Notes You Might Need
This soup is a thick, hearty delight, but if you find it’s too thick for your liking, just add a little more milk or broth. Oh, and don’t stress if your soup looks a bit chunky at first—it’ll all come together, I promise!

Fun Variations
I once tried tossing in some roasted corn, and it was a lovely addition (highly recommend!). On the other hand, I attempted to swap out the bacon for turkey bacon—let’s just say it wasn’t the same. Lesson learned!
Equipment You’ll Need
Pretty standard stuff here—a big pot and a good wooden spoon. If you don’t have a potato masher to break down the potatoes, just use a fork or even a ladle to smash them a bit. It’s all about improvising, right?

Storing Leftovers
Store any leftovers in an airtight container in the fridge.
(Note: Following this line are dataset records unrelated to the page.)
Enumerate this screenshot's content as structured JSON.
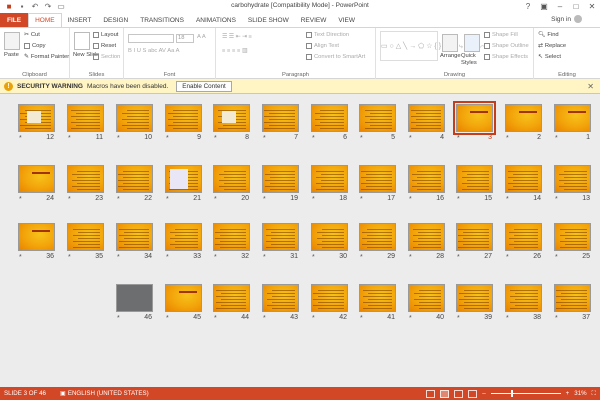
{
  "window": {
    "title": "carbohydrate [Compatibility Mode] - PowerPoint"
  },
  "tabs": [
    "FILE",
    "HOME",
    "INSERT",
    "DESIGN",
    "TRANSITIONS",
    "ANIMATIONS",
    "SLIDE SHOW",
    "REVIEW",
    "VIEW"
  ],
  "account": {
    "signin": "Sign in"
  },
  "ribbon": {
    "clipboard": {
      "label": "Clipboard",
      "paste": "Paste",
      "cut": "Cut",
      "copy": "Copy",
      "format_painter": "Format Painter"
    },
    "slides": {
      "label": "Slides",
      "new_slide": "New Slide",
      "layout": "Layout",
      "reset": "Reset",
      "section": "Section"
    },
    "font": {
      "label": "Font",
      "size": "18"
    },
    "paragraph": {
      "label": "Paragraph",
      "text_direction": "Text Direction",
      "align_text": "Align Text",
      "convert_smartart": "Convert to SmartArt"
    },
    "drawing": {
      "label": "Drawing",
      "arrange": "Arrange",
      "quick_styles": "Quick Styles",
      "shape_fill": "Shape Fill",
      "shape_outline": "Shape Outline",
      "shape_effects": "Shape Effects"
    },
    "editing": {
      "label": "Editing",
      "find": "Find",
      "replace": "Replace",
      "select": "Select"
    }
  },
  "security": {
    "title": "SECURITY WARNING",
    "message": "Macros have been disabled.",
    "button": "Enable Content"
  },
  "slides": {
    "total": 46,
    "selected": 3,
    "star": "*"
  },
  "status": {
    "slide_info": "SLIDE 3 OF 46",
    "language": "ENGLISH (UNITED STATES)",
    "zoom": "31%"
  },
  "colors": {
    "accent": "#d24726",
    "slide_bg": "#f2a30a",
    "warning_bg": "#fff4c4"
  }
}
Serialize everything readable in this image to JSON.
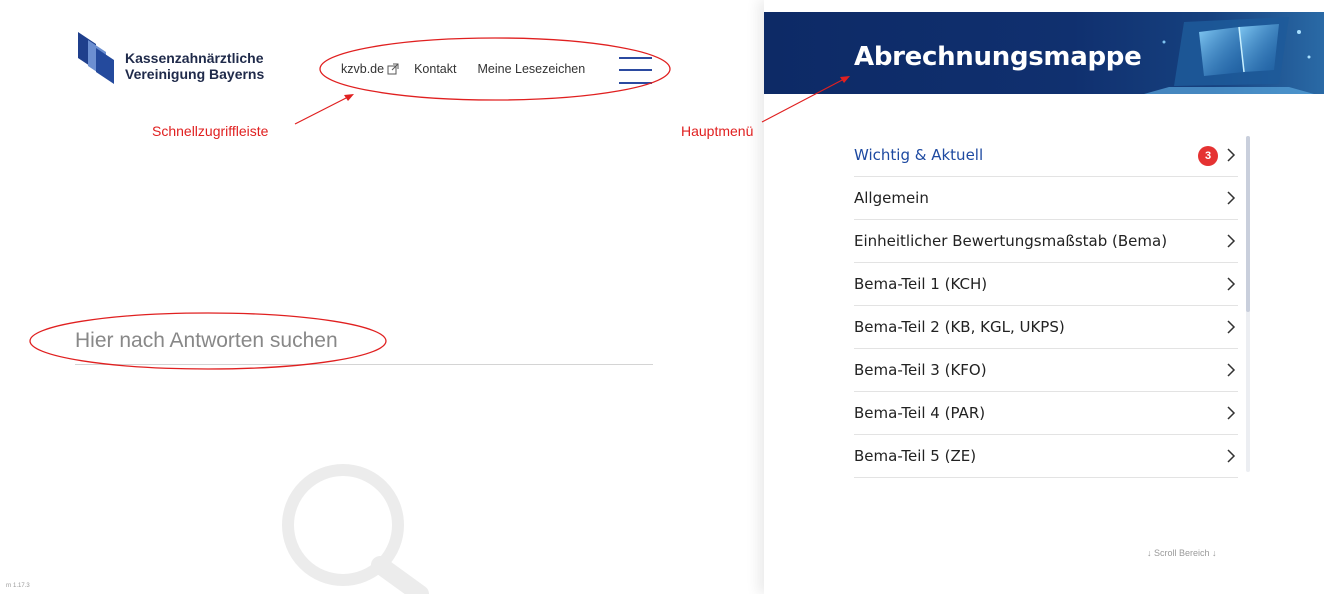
{
  "brand": {
    "line1": "Kassenzahnärztliche",
    "line2": "Vereinigung Bayerns"
  },
  "quickbar": {
    "link_kzvb": "kzvb.de",
    "link_kontakt": "Kontakt",
    "link_bookmarks": "Meine Lesezeichen"
  },
  "annotations": {
    "quickbar": "Schnellzugriffleiste",
    "mainmenu": "Hauptmenü"
  },
  "search": {
    "placeholder": "Hier nach Antworten suchen"
  },
  "version": "rn 1.17.3",
  "banner": {
    "title": "Abrechnungsmappe"
  },
  "menu": {
    "items": [
      {
        "label": "Wichtig & Aktuell",
        "badge": "3"
      },
      {
        "label": "Allgemein"
      },
      {
        "label": "Einheitlicher Bewertungsmaßstab (Bema)"
      },
      {
        "label": "Bema-Teil 1 (KCH)"
      },
      {
        "label": "Bema-Teil 2 (KB, KGL, UKPS)"
      },
      {
        "label": "Bema-Teil 3 (KFO)"
      },
      {
        "label": "Bema-Teil 4 (PAR)"
      },
      {
        "label": "Bema-Teil 5 (ZE)"
      }
    ],
    "scroll_hint": "↓  Scroll Bereich  ↓"
  },
  "colors": {
    "brand_blue": "#1e4aa1",
    "banner_navy": "#0d2a66",
    "annotation_red": "#e02020",
    "badge_red": "#e53232"
  },
  "icons": {
    "external_link": "external-link-icon",
    "menu": "hamburger-menu-icon",
    "chevron": "chevron-right-icon",
    "search_bg": "magnifier-icon"
  }
}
It keeps well for about 3-4 days, though honestly, in my house, it never lasts more than a day!
Serving Suggestions
This soup goes great with a simple green salad or a slice of crusty bread. Sometimes we even pair it with a grilled cheese sandwich—just because, why not?
Pro Tips from My Kitchen
Don’t rush the simmering stage; I once tried cutting it short and regretted it because the potatoes were still a bit too firm. Patience is key, my friend!
Questions I’ve Heard
Can I make this vegetarian? Absolutely! Just skip the bacon and use veggie broth—the taste is still fantastic.
Can I freeze this soup? Technically, yes, but it tends to become a bit grainy after thawing. I’d probably just make a fresh batch to enjoy it at its best.